On the sidewalk in front of us, a girl in her early teens whizzed by on Rollerblades. "They're not supposed to skate on the sidewalk," he said, "but I'll let her go this time. I already filled my quota with Mister Softee. You want to get back to your boy Nadler?"
"Sure."
"He bought the gun last year, kept it locked away in his desk drawer. March, he and his wife are out, he comes home and there's been a burglary. He makes a report, files a claim with his insurance company. Right so far?"
I nodded.
"Then two, three days later he opens the drawer and the gun's gone. Did he say what made him look?"
"Not that I remember."
"It's not a stretch. He's at his desk, he's thinking about the burglary, thinks, Jesus, suppose I was here, what would I do, would I go for my gun? So he looks for the gun and it's missing. And he reported it, right?"
"Right."
"But didn't add it to his insurance claim."
"He didn't want the aggravation of amending the claim," I said. "And he wasn't sure it would be covered, as he'd never included it on the schedule. It didn't seem unreasonable."

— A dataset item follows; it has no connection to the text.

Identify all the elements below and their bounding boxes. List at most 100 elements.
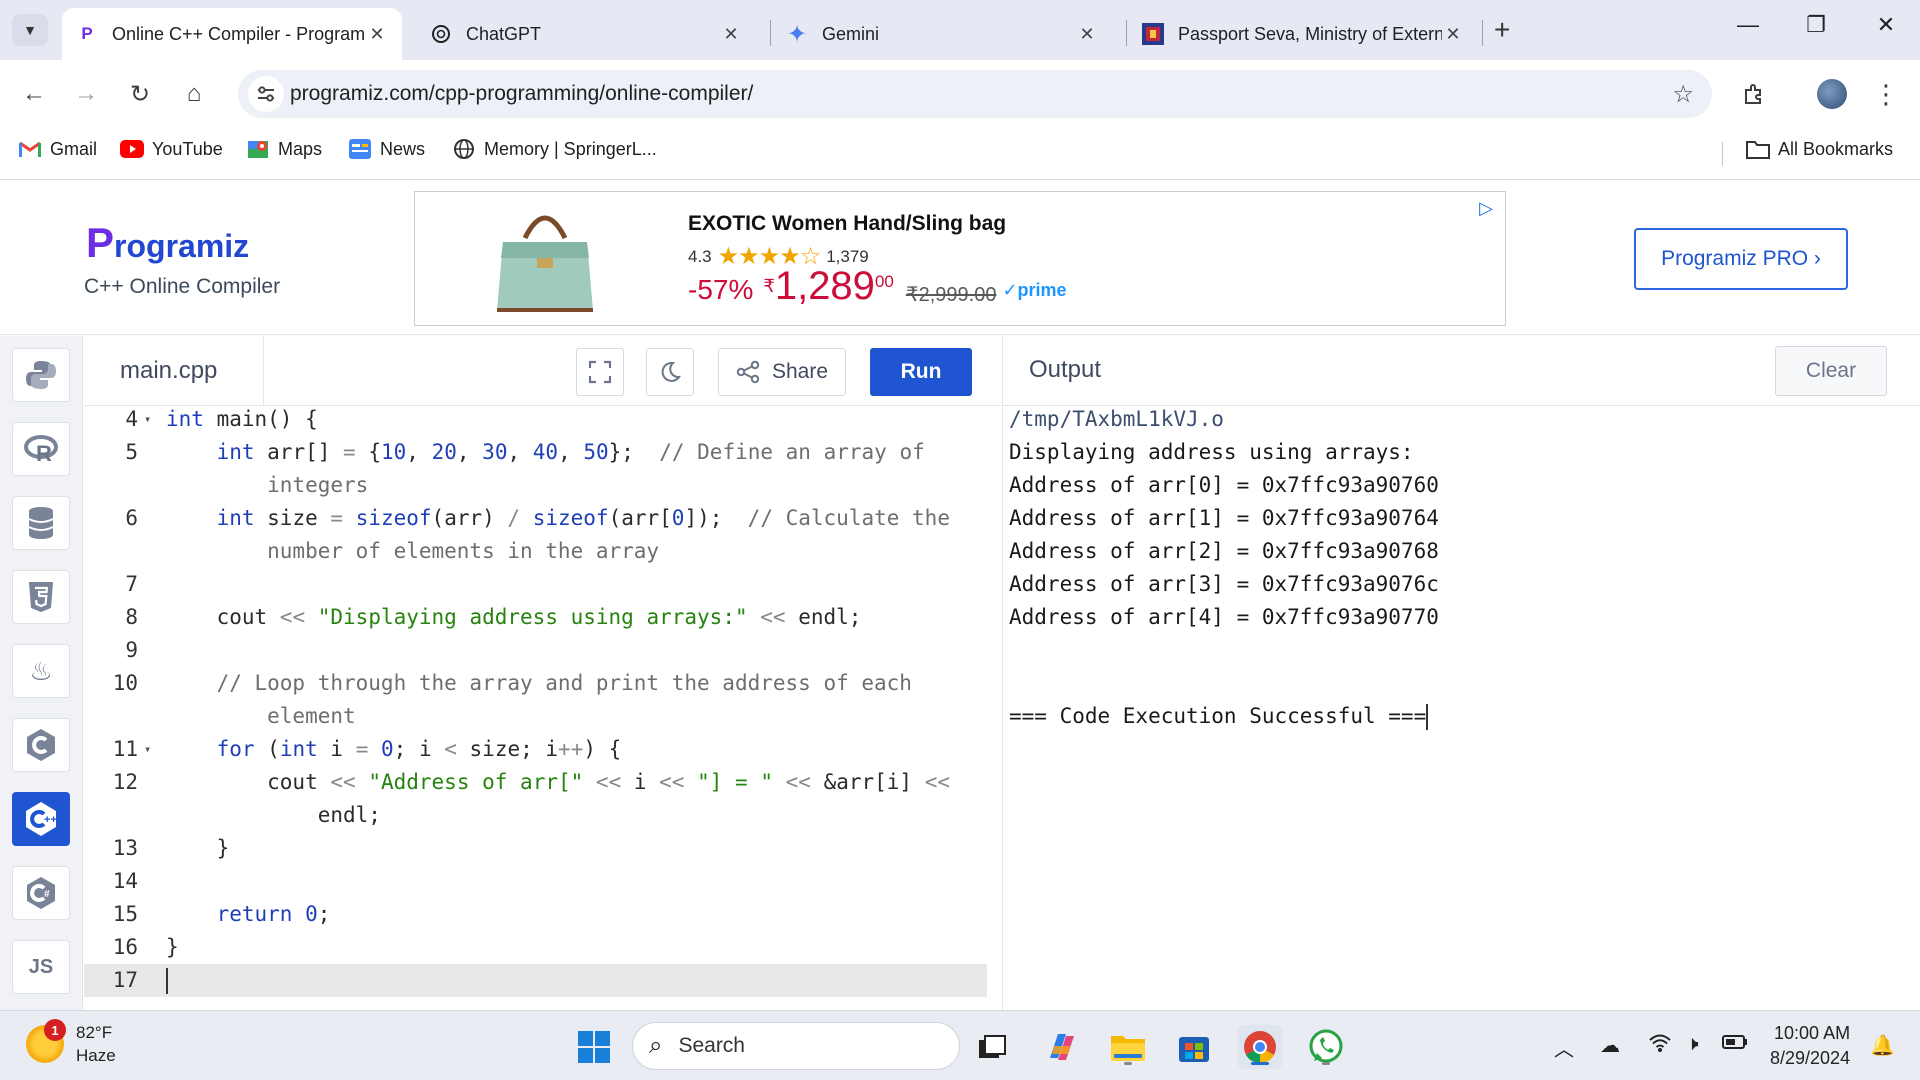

"No, and it still doesn't. Plus there's the embarrassment factor. 'I bought a gun to protect myself and my family and the burglars took it away with them.' The law requires him to inform the police, but nobody says he has to put in a claim. That's up to him."
"Right."
"So we fast-forward a few months," he said, "and it's the end of July, beginning of August, and the Hollanders are killed, and the two in Brooklyn."
"Bierman and Ivanko."
"And the gun's left at the scene, as it more or less has to be if it's going to look like suicide, and a ballistics check reveals the gun is the very same twenty-two-caliber pistol stolen from the good Dr. Nadler. Was it a twenty-two? Did I get that part right?"